Secretaries of State pass resolution supporting state rights to oversee elections
More than 40 states have said they will not comply fully with the request, including some of the nation's most populous states like California and New York.
INDIANAPOLIS (WDRB) - The nation's Secretaries of State sent a clear message to the White House.
Members of the National Association of Secretaries of State meeting in Indianapolis unanimously passed a bipartisan resolution underscoring the Constitutional rights of of states to administer local, state and federal elections.
The resolution is in response to a letter from the Presidential Commission on Election Integrity, which requested secretaries turn over sensitive information about every voter including including party affiliation, voting history and Social Security numbers.
More than 40 states have said they will not comply fully with the request, including some of the nation's most populous states like California and New York. But even some conservative states that voted for President Donald Trump, such as Texas, said they will limit the information they provide based on what is legally allowed under state law.
Officials in 10 states and the District of Columbia said they would not comply at all with the request. Those states include Kentucky, Massachusetts, Minnesota, Mississippi, New Mexico, South Dakota, Tennessee and Virginia.
Oklahoma, where nearly two-thirds of the vote in the November presidential election went to Trump, will provide nearly all the requested information except social security numbers.
Kentucky's Democratic Secretary of State Alison Lundergan Grimes stood firmly against the request.
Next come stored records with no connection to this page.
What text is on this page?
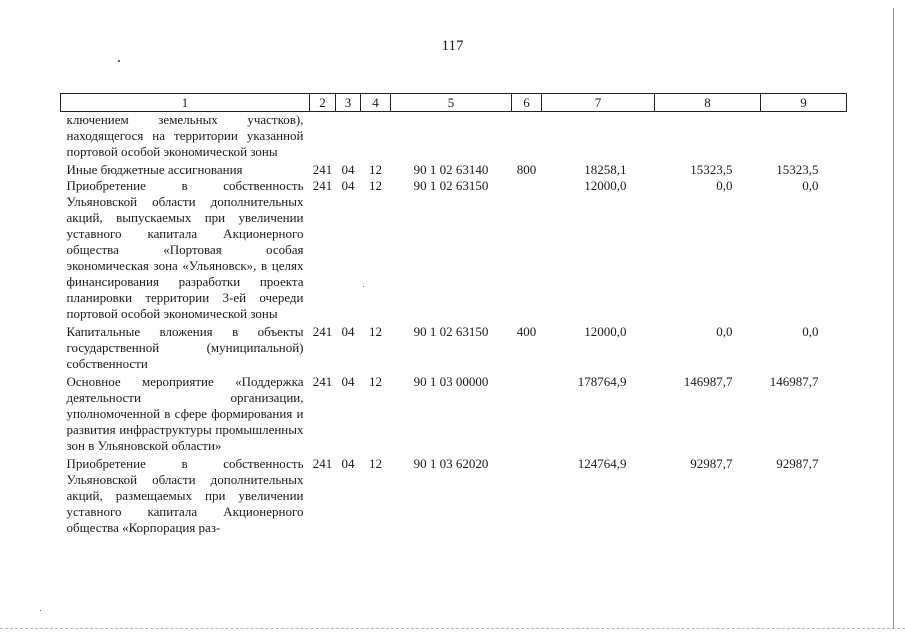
117
1	2	3	4	5	6	7	8	9
ключением земельных участков), находящегося на территории указанной портовой особой экономической зоны								
Иные бюджетные ассигнования	241	04	12	90 1 02 63140	800	18258,1	15323,5	15323,5
Приобретение в собственность Ульяновской области дополнительных акций, выпускаемых при увеличении уставного капитала Акционерного общества «Портовая особая экономическая зона «Ульяновск», в целях финансирования разработки проекта планировки территории 3-ей очереди портовой особой экономической зоны	241	04	12	90 1 02 63150		12000,0	0,0	0,0
Капитальные вложения в объекты государственной (муниципальной) собственности	241	04	12	90 1 02 63150	400	12000,0	0,0	0,0
Основное мероприятие «Поддержка деятельности организации, уполномоченной в сфере формирования и развития инфраструктуры промышленных зон в Ульяновской области»	241	04	12	90 1 03 00000		178764,9	146987,7	146987,7
Приобретение в собственность Ульяновской области дополнительных акций, размещаемых при увеличении уставного капитала Акционерного общества «Корпорация раз-	241	04	12	90 1 03 62020		124764,9	92987,7	92987,7
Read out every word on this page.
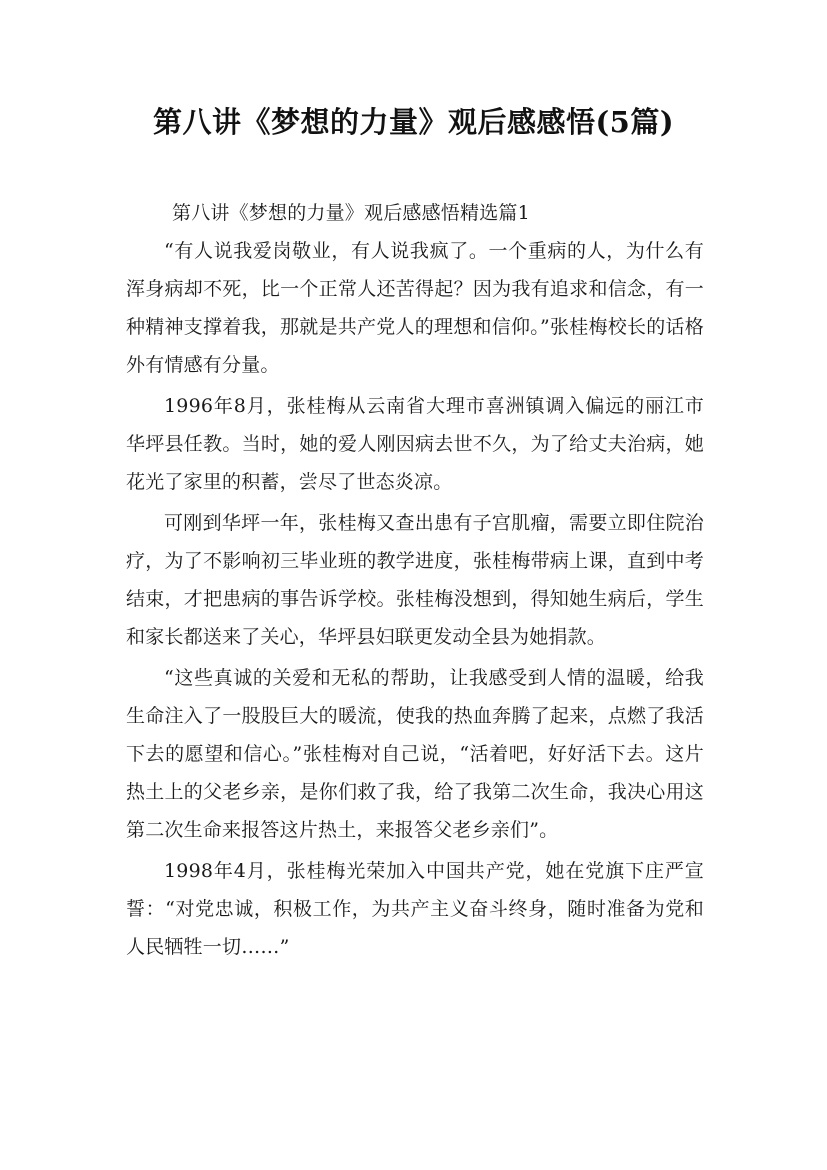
第八讲《梦想的力量》观后感感悟(5篇)

第八讲《梦想的力量》观后感感悟精选篇1

“有人说我爱岗敬业，有人说我疯了。一个重病的人，为什么有浑身病却不死，比一个正常人还苦得起？因为我有追求和信念，有一种精神支撑着我，那就是共产党人的理想和信仰。”张桂梅校长的话格外有情感有分量。

1996年8月，张桂梅从云南省大理市喜洲镇调入偏远的丽江市华坪县任教。当时，她的爱人刚因病去世不久，为了给丈夫治病，她花光了家里的积蓄，尝尽了世态炎凉。

可刚到华坪一年，张桂梅又查出患有子宫肌瘤，需要立即住院治疗，为了不影响初三毕业班的教学进度，张桂梅带病上课，直到中考结束，才把患病的事告诉学校。张桂梅没想到，得知她生病后，学生和家长都送来了关心，华坪县妇联更发动全县为她捐款。

“这些真诚的关爱和无私的帮助，让我感受到人情的温暖，给我生命注入了一股股巨大的暖流，使我的热血奔腾了起来，点燃了我活下去的愿望和信心。”张桂梅对自己说，“活着吧，好好活下去。这片热土上的父老乡亲，是你们救了我，给了我第二次生命，我决心用这第二次生命来报答这片热土，来报答父老乡亲们”。

1998年4月，张桂梅光荣加入中国共产党，她在党旗下庄严宣誓：“对党忠诚，积极工作，为共产主义奋斗终身，随时准备为党和人民牺牲一切……”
She released a statement saying the request potentially jeopardizes voter privacy and the states' ability to run elections.
"We each devoutly believe in the Constitutional responsibility states have in running elections, including maintaining voter registration," Grimes said. "As chief election officials, we are resolute in our shared obligation to ensure our elections are free and fair and engender the trust of our citizens. That means reaffirming the rights of our states to run our elections and protecting voters from unwarranted risks to their personal, sensitive information."
Some Democratic officials have refused to comply with the data request, saying it invades privacy and is based on false claims of fraud. Trump created the commission through executive order in May. He lost the popular vote to Democrat Hillary Clinton but has alleged without evidence that up to 5 million people voted illegally.